Special Issue Introduction
The immune system is able to defend us against both pathogens and cancer.
Immune response against cancer cells is very complex, and it can be divided into three phases, such as: the innate immune response; the activation of specific T-cells against cancer and the killing of tumour cells made by the above mentioned T-cells.
On the basis of these findings, it is easy to understand that strengthen the immune response against tumour cells may be an incisive strategy of therapy.
Several immunotherapy approaches have been proposed over the years, however all of them have a common characteristic: the possibility to obtain a class of T-cytotoxic lymphocytes able to attack the tumor.
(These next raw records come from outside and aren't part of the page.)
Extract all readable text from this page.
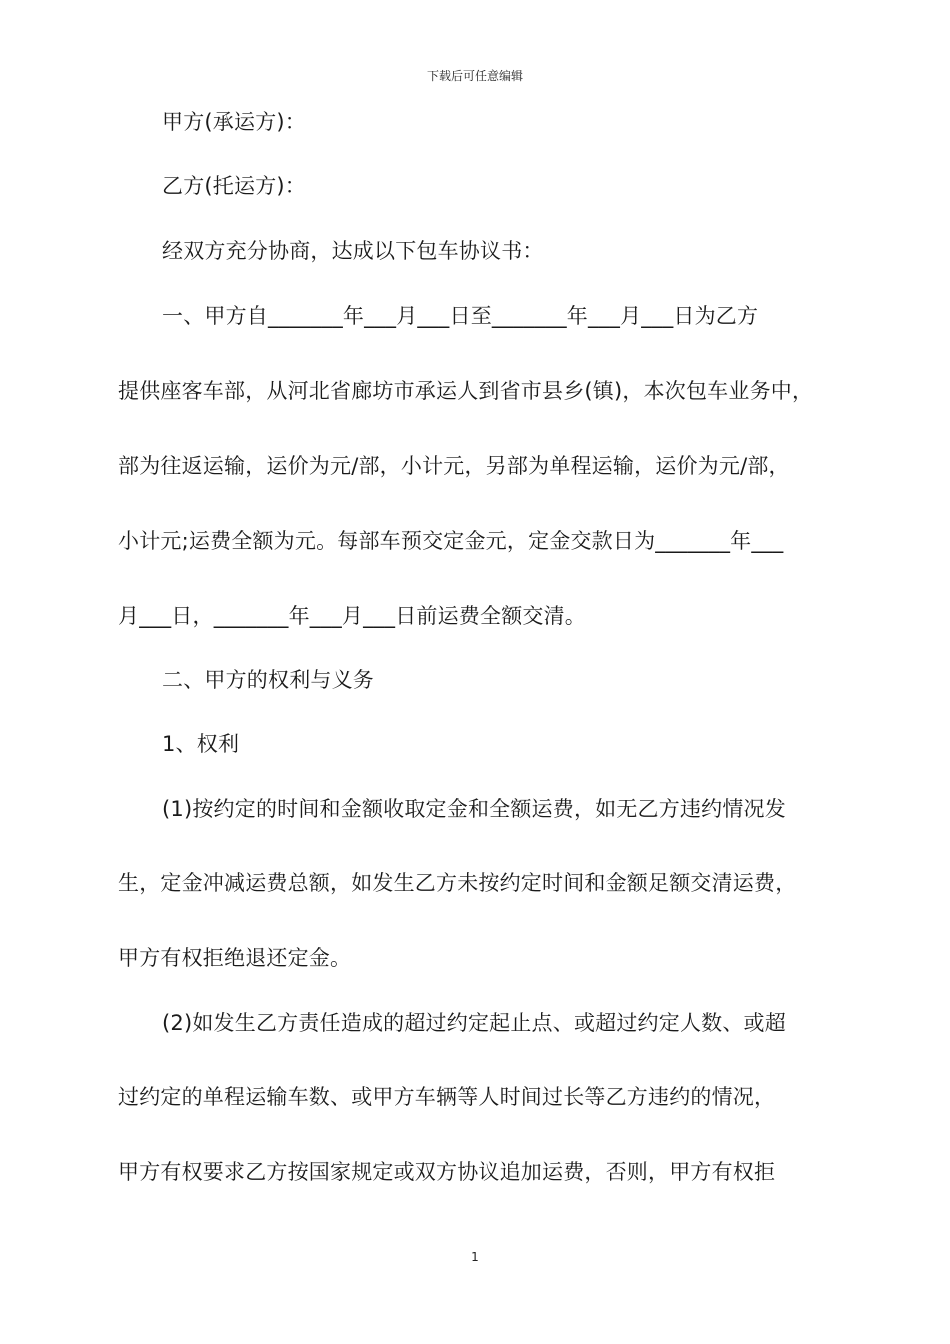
下载后可任意编辑
甲方(承运方)：
乙方(托运方)：
经双方充分协商，达成以下包车协议书：
一、甲方自_______年___月___日至_______年___月___日为乙方
提供座客车部，从河北省廊坊市承运人到省市县乡(镇)，本次包车业务中，
部为往返运输，运价为元/部，小计元，另部为单程运输，运价为元/部，
小计元;运费全额为元。每部车预交定金元，定金交款日为_______年___
月___日，_______年___月___日前运费全额交清。
二、甲方的权利与义务
1、权利
(1)按约定的时间和金额收取定金和全额运费，如无乙方违约情况发
生，定金冲减运费总额，如发生乙方未按约定时间和金额足额交清运费，
甲方有权拒绝退还定金。
(2)如发生乙方责任造成的超过约定起止点、或超过约定人数、或超
过约定的单程运输车数、或甲方车辆等人时间过长等乙方违约的情况，
甲方有权要求乙方按国家规定或双方协议追加运费，否则，甲方有权拒
1
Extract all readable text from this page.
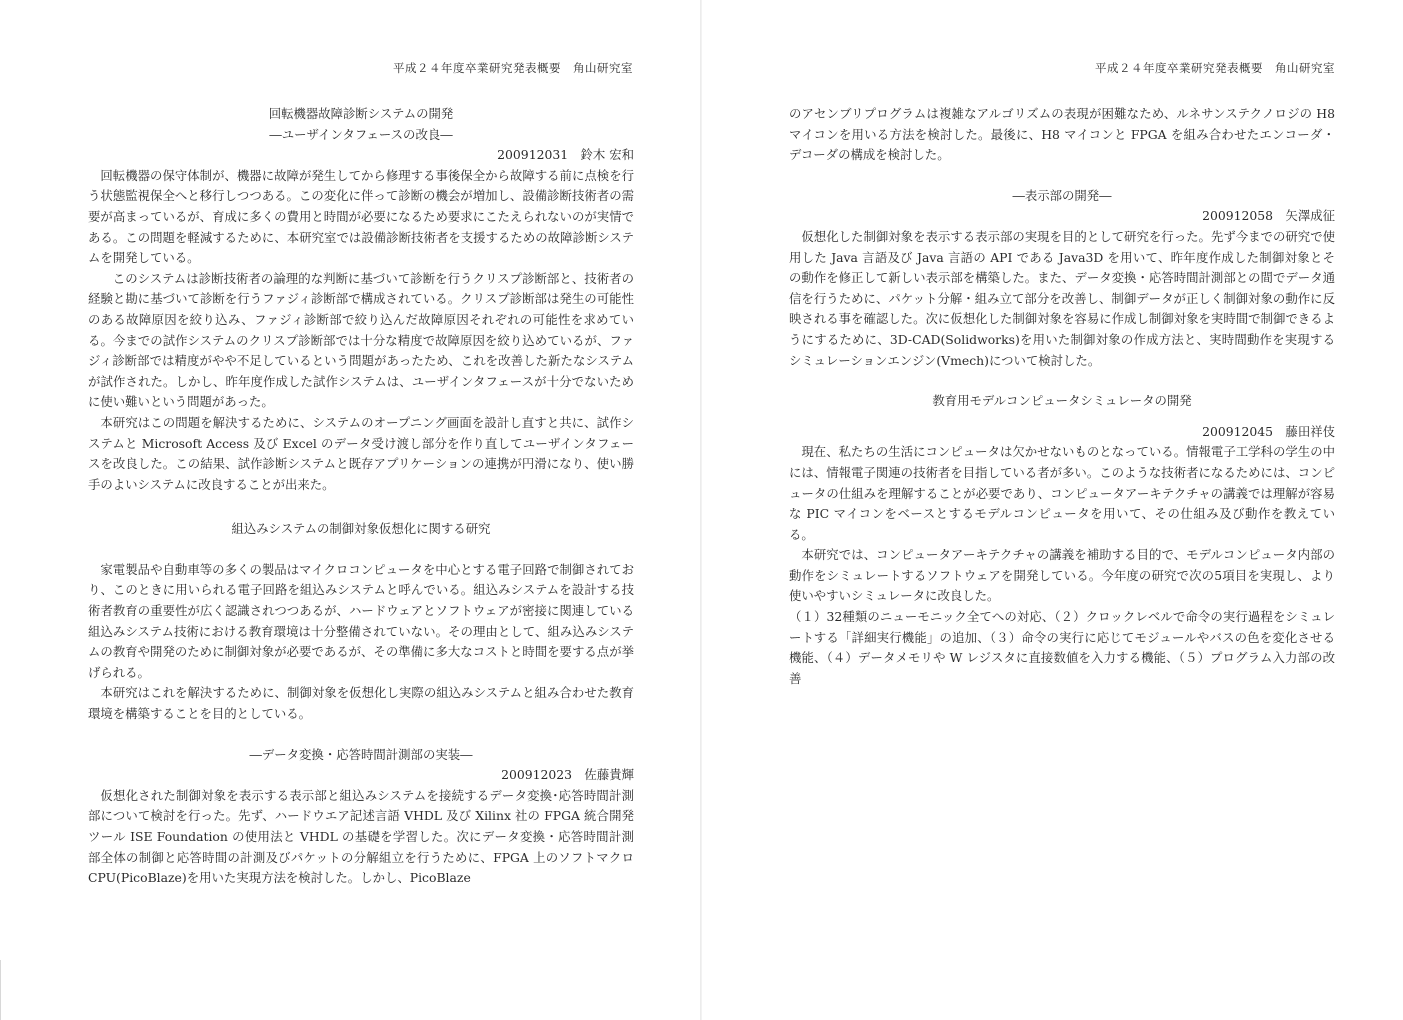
平成２４年度卒業研究発表概要　角山研究室
回転機器故障診断システムの開発
―ユーザインタフェースの改良―
200912031　鈴木 宏和

回転機器の保守体制が、機器に故障が発生してから修理する事後保全から故障する前に点検を行う状態監視保全へと移行しつつある。この変化に伴って診断の機会が増加し、設備診断技術者の需要が高まっているが、育成に多くの費用と時間が必要になるため要求にこたえられないのが実情である。この問題を軽減するために、本研究室では設備診断技術者を支援するための故障診断システムを開発している。

このシステムは診断技術者の論理的な判断に基づいて診断を行うクリスプ診断部と、技術者の経験と勘に基づいて診断を行うファジィ診断部で構成されている。クリスプ診断部は発生の可能性のある故障原因を絞り込み、ファジィ診断部で絞り込んだ故障原因それぞれの可能性を求めている。今までの試作システムのクリスプ診断部では十分な精度で故障原因を絞り込めているが、ファジィ診断部では精度がやや不足しているという問題があったため、これを改善した新たなシステムが試作された。しかし、昨年度作成した試作システムは、ユーザインタフェースが十分でないために使い難いという問題があった。

本研究はこの問題を解決するために、システムのオープニング画面を設計し直すと共に、試作システムと Microsoft Access 及び Excel のデータ受け渡し部分を作り直してユーザインタフェースを改良した。この結果、試作診断システムと既存アプリケーションの連携が円滑になり、使い勝手のよいシステムに改良することが出来た。

組込みシステムの制御対象仮想化に関する研究

家電製品や自動車等の多くの製品はマイクロコンピュータを中心とする電子回路で制御されており、このときに用いられる電子回路を組込みシステムと呼んでいる。組込みシステムを設計する技術者教育の重要性が広く認識されつつあるが、ハードウェアとソフトウェアが密接に関連している組込みシステム技術における教育環境は十分整備されていない。その理由として、組み込みシステムの教育や開発のために制御対象が必要であるが、その準備に多大なコストと時間を要する点が挙げられる。

本研究はこれを解決するために、制御対象を仮想化し実際の組込みシステムと組み合わせた教育環境を構築することを目的としている。

―データ変換・応答時間計測部の実装―
200912023　佐藤貴輝

仮想化された制御対象を表示する表示部と組込みシステムを接続するデータ変換･応答時間計測部について検討を行った。先ず、ハードウエア記述言語 VHDL 及び Xilinx 社の FPGA 統合開発ツール ISE Foundation の使用法と VHDL の基礎を学習した。次にデータ変換・応答時間計測部全体の制御と応答時間の計測及びパケットの分解組立を行うために、FPGA 上のソフトマクロ CPU(PicoBlaze)を用いた実現方法を検討した。しかし、PicoBlaze

平成２４年度卒業研究発表概要　角山研究室

のアセンブリプログラムは複雑なアルゴリズムの表現が困難なため、ルネサンステクノロジの H8 マイコンを用いる方法を検討した。最後に、H8 マイコンと FPGA を組み合わせたエンコーダ・デコーダの構成を検討した。

―表示部の開発―
200912058　矢澤成征

仮想化した制御対象を表示する表示部の実現を目的として研究を行った。先ず今までの研究で使用した Java 言語及び Java 言語の API である Java3D を用いて、昨年度作成した制御対象とその動作を修正して新しい表示部を構築した。また、データ変換・応答時間計測部との間でデータ通信を行うために、パケット分解・組み立て部分を改善し、制御データが正しく制御対象の動作に反映される事を確認した。次に仮想化した制御対象を容易に作成し制御対象を実時間で制御できるようにするために、3D-CAD(Solidworks)を用いた制御対象の作成方法と、実時間動作を実現するシミュレーションエンジン(Vmech)について検討した。

教育用モデルコンピュータシミュレータの開発
200912045　藤田祥伎

現在、私たちの生活にコンピュータは欠かせないものとなっている。情報電子工学科の学生の中には、情報電子関連の技術者を目指している者が多い。このような技術者になるためには、コンピュータの仕組みを理解することが必要であり、コンピュータアーキテクチャの講義では理解が容易な PIC マイコンをベースとするモデルコンピュータを用いて、その仕組み及び動作を教えている。

本研究では、コンピュータアーキテクチャの講義を補助する目的で、モデルコンピュータ内部の動作をシミュレートするソフトウェアを開発している。今年度の研究で次の5項目を実現し、より使いやすいシミュレータに改良した。

（１）32種類のニューモニック全てへの対応、（２）クロックレベルで命令の実行過程をシミュレートする「詳細実行機能」の追加、（３）命令の実行に応じてモジュールやバスの色を変化させる機能、（４）データメモリや W レジスタに直接数値を入力する機能、（５）プログラム入力部の改善
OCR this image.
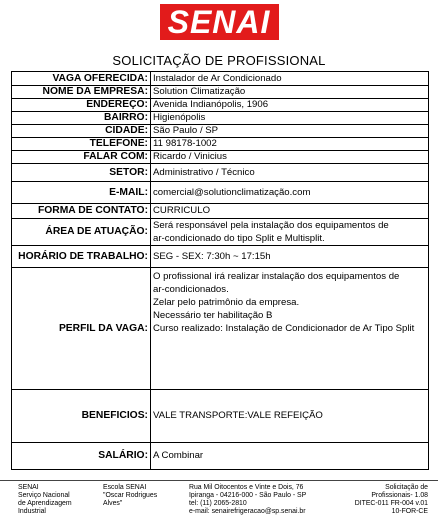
SENAI
SOLICITAÇÃO DE PROFISSIONAL
VAGA OFERECIDA:	Instalador de Ar Condicionado
NOME DA EMPRESA:	Solution Climatização
ENDEREÇO:	Avenida Indianópolis, 1906
BAIRRO:	Higienópolis
CIDADE:	São Paulo / SP
TELEFONE:	11 98178-1002
FALAR COM:	Ricardo / Vinicius
SETOR:	Administrativo / Técnico
E-MAIL:	comercial@solutionclimatização.com
FORMA DE CONTATO:	CURRICULO
ÁREA DE ATUAÇÃO:	Será responsável pela instalação dos equipamentos de
ar-condicionado do tipo Split e Multisplit.

HORÁRIO DE TRABALHO:	SEG - SEX: 7:30h ~ 17:15h
PERFIL DA VAGA:	O profissional irá realizar instalação dos equipamentos de
ar-condicionados.
Zelar pelo patrimônio da empresa.
Necessário ter habilitação B
Curso realizado: Instalação de Condicionador de Ar Tipo Split

BENEFICIOS:	VALE TRANSPORTE:VALE REFEIÇÃO
SALÁRIO:	A Combinar
SENAI
Serviço Nacional
de Aprendizagem
Industrial
Escola SENAI
"Oscar Rodrigues
Alves"
Rua Mil Oitocentos e Vinte e Dois, 76
Ipiranga - 04216-000 - São Paulo - SP
tel: (11) 2065-2810
e-mail: senairefrigeracao@sp.senai.br
Solicitação de
Profissionais- 1.08
DITEC-011 FR-004 v.01
10-FOR-CE
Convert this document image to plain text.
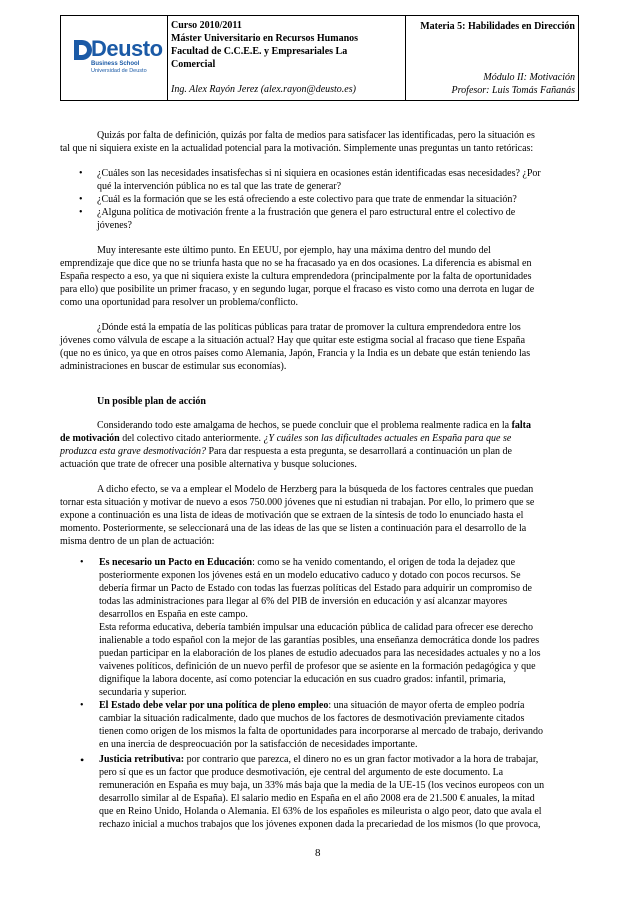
Deusto
Business School
Universidad de Deusto
Curso 2010/2011
Máster Universitario en Recursos Humanos
Facultad de C.C.E.E. y Empresariales La
Comercial
Ing. Alex Rayón Jerez (alex.rayon@deusto.es)
Materia 5: Habilidades en Dirección
Módulo II: Motivación
Profesor: Luis Tomás Fañanás
Quizás por falta de definición, quizás por falta de medios para satisfacer las identificadas, pero la situación es
tal que ni siquiera existe en la actualidad potencial para la motivación. Simplemente unas preguntas un tanto retóricas:
• ¿Cuáles son las necesidades insatisfechas si ni siquiera en ocasiones están identificadas esas necesidades? ¿Por
qué la intervención pública no es tal que las trate de generar?
• ¿Cuál es la formación que se les está ofreciendo a este colectivo para que trate de enmendar la situación?
• ¿Alguna política de motivación frente a la frustración que genera el paro estructural entre el colectivo de
jóvenes?
Muy interesante este último punto. En EEUU, por ejemplo, hay una máxima dentro del mundo del
emprendizaje que dice que no se triunfa hasta que no se ha fracasado ya en dos ocasiones. La diferencia es abismal en
España respecto a eso, ya que ni siquiera existe la cultura emprendedora (principalmente por la falta de oportunidades
para ello) que posibilite un primer fracaso, y en segundo lugar, porque el fracaso es visto como una derrota en lugar de
como una oportunidad para resolver un problema/conflicto.
¿Dónde está la empatía de las políticas públicas para tratar de promover la cultura emprendedora entre los
jóvenes como válvula de escape a la situación actual? Hay que quitar este estigma social al fracaso que tiene España
(que no es único, ya que en otros países como Alemania, Japón, Francia y la India es un debate que están teniendo las
administraciones en buscar de estimular sus economías).
Un posible plan de acción
Considerando todo este amalgama de hechos, se puede concluir que el problema realmente radica en la falta
de motivación del colectivo citado anteriormente. ¿Y cuáles son las dificultades actuales en España para que se
produzca esta grave desmotivación? Para dar respuesta a esta pregunta, se desarrollará a continuación un plan de
actuación que trate de ofrecer una posible alternativa y busque soluciones.
A dicho efecto, se va a emplear el Modelo de Herzberg para la búsqueda de los factores centrales que puedan
tornar esta situación y motivar de nuevo a esos 750.000 jóvenes que ni estudian ni trabajan. Por ello, lo primero que se
expone a continuación es una lista de ideas de motivación que se extraen de la síntesis de todo lo enunciado hasta el
momento. Posteriormente, se seleccionará una de las ideas de las que se listen a continuación para el desarrollo de la
misma dentro de un plan de actuación:
• Es necesario un Pacto en Educación: como se ha venido comentando, el origen de toda la dejadez que
posteriormente exponen los jóvenes está en un modelo educativo caduco y dotado con pocos recursos. Se
debería firmar un Pacto de Estado con todas las fuerzas políticas del Estado para adquirir un compromiso de
todas las administraciones para llegar al 6% del PIB de inversión en educación y así alcanzar mayores
desarrollos en España en este campo.
Esta reforma educativa, debería también impulsar una educación pública de calidad para ofrecer ese derecho
inalienable a todo español con la mejor de las garantías posibles, una enseñanza democrática donde los padres
puedan participar en la elaboración de los planes de estudio adecuados para las necesidades actuales y no a los
vaivenes políticos, definición de un nuevo perfil de profesor que se asiente en la formación pedagógica y que
dignifique la labora docente, así como potenciar la educación en sus cuadro grados: infantil, primaria,
secundaria y superior.
• El Estado debe velar por una política de pleno empleo: una situación de mayor oferta de empleo podría
cambiar la situación radicalmente, dado que muchos de los factores de desmotivación previamente citados
tienen como origen de los mismos la falta de oportunidades para incorporarse al mercado de trabajo, derivando
en una inercia de despreocuación por la satisfacción de necesidades importante.
• Justicia retributiva: por contrario que parezca, el dinero no es un gran factor motivador a la hora de trabajar,
pero sí que es un factor que produce desmotivación, eje central del argumento de este documento. La
remuneración en España es muy baja, un 33% más baja que la media de la UE-15 (los vecinos europeos con un
desarrollo similar al de España). El salario medio en España en el año 2008 era de 21.500 € anuales, la mitad
que en Reino Unido, Holanda o Alemania. El 63% de los españoles es mileurista o algo peor, dato que avala el
rechazo inicial a muchos trabajos que los jóvenes exponen dada la precariedad de los mismos (lo que provoca,
8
Immunotherapy strategies that have been developed over the years may be briefly divided in five categories: (1) direct administration of immunogenic tumour antigens; (2) providing DC pulsed with specific tumour antigens; (3) providing specific T-cells, pulsed with immunogenic tumour antigens; (4) administering cytokines able to activate T-cells against tumour cells; and (5) modifying the microenviromnent in which the T-cells mature, removing all the stimuli able to induce T-cells anergy.
The history of immunotherapy starts with the administration of prototypes of cancer vaccines, such as the Coley toxin and ends with the discover of the last generation checkpoint inhibitors.
Aim of our special issue is to review the importance and the clinical applications of several strategies of immunotherapy against solid tumors.